Когда пошли трамваи, народу сразу прибавилось. Приближаясь к условной парадной, пришедшие вытаскивали из карманов, сумочек и варежек измятые номерки и предъявляли их самозванной хранительнице списка и сейчас же вспыхивала злая перебранка: "мы здесь целую ночь мерзнем! - говорил кто-нибудь - а вы заняли и греться ушли. - А мы за вас стой! Вычеркнуть всех, да и все!" - и в этих злых словах мне слышалось то же, что и в ночном всеобщем одиноком молчании: каждая думает, что ее то Петю взяли зря, а вот у этой и этой и этой муж - изменник родины, вредитель, шпион... Подальше от них, подальше.
Совсем рассвело. И я увидела, сколько тут женщин с грудными детьми. Дети кашляли и чихали на руках у матерей под белыми занавесками, скрывавшими лица, выгибались и покряхтывали в толстом тепле одеял, а матери, просовывая руки в тепло, тревожно ощупывали младенцев, покачивали, прижимали живые свертки к себе, уходили в парадные кормить.

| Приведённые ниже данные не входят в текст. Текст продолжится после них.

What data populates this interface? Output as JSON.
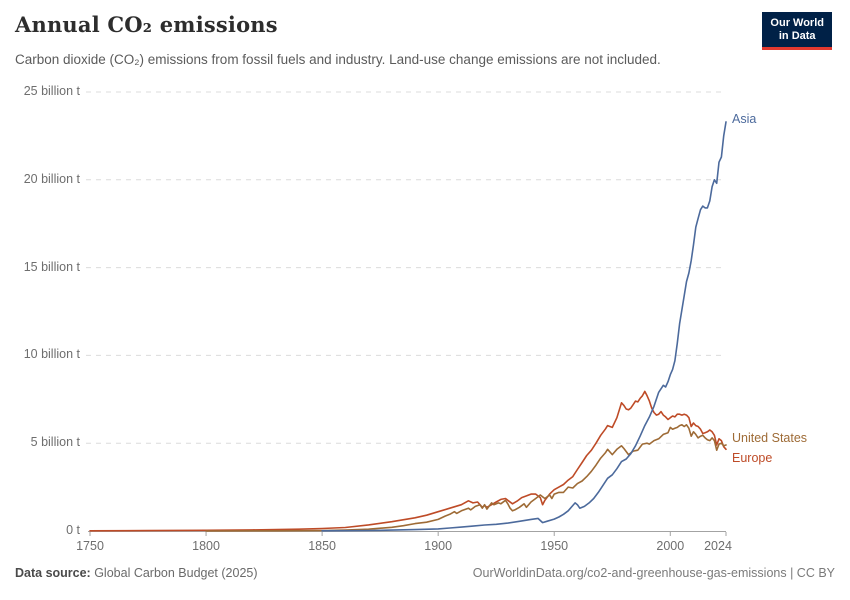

К 8 часам все перебрались с набережной на улицу и пугливо прижимаясь к стене и стараясь занимать как можно меньше места, стали очередью к высокой деловитой двери Большого дома. Дверь была так далеко от меня, что я еле различала ее очертания. Передо мною стояла старуха-еврейка в двух толстых платках - сером и белом - и с заиндевевшими усами, а позади - молоденькая белокурая женщина с грудным младенцем на руках. Младенец был завернут как-то необыкновенно ловко, плотно и нарядно - одеяльце розовое, вязаное, тюль над личиком голубоватый, накрахмаленный, широкая атласная лента перехватывает ножки, а на матери вязаная шапочка, вязаные варежки в цвет - все, видно, сделано своими руками.
- Мальчик? - спросила я.
- Девошка, - ответила женщина и я сразу угадала финку, - Поюсь, он ростудился, полен... Шетыре месяца ему.
Девочка чихнула под голубым накрахмаленным облаком - мать приподняла тюль, и я увидела розовое, почти как одеяло, нежное, крошечное личико, такое нежное, что пылинка гари, севшая на щеку, кажется тяжелым черным камнем. Ресницы, как благословение божие, лежат до половины щек. Крохотное личико а там, в одеяле, крохотные красные пяточки, крохотные пальчики с игрушечными ноготками и все ее чистенькое бархатное тельце.
- Закройте скорее, - сказала я. Страшно было думать, что к этому личику прикоснется мороз. - Вашего мужа давно?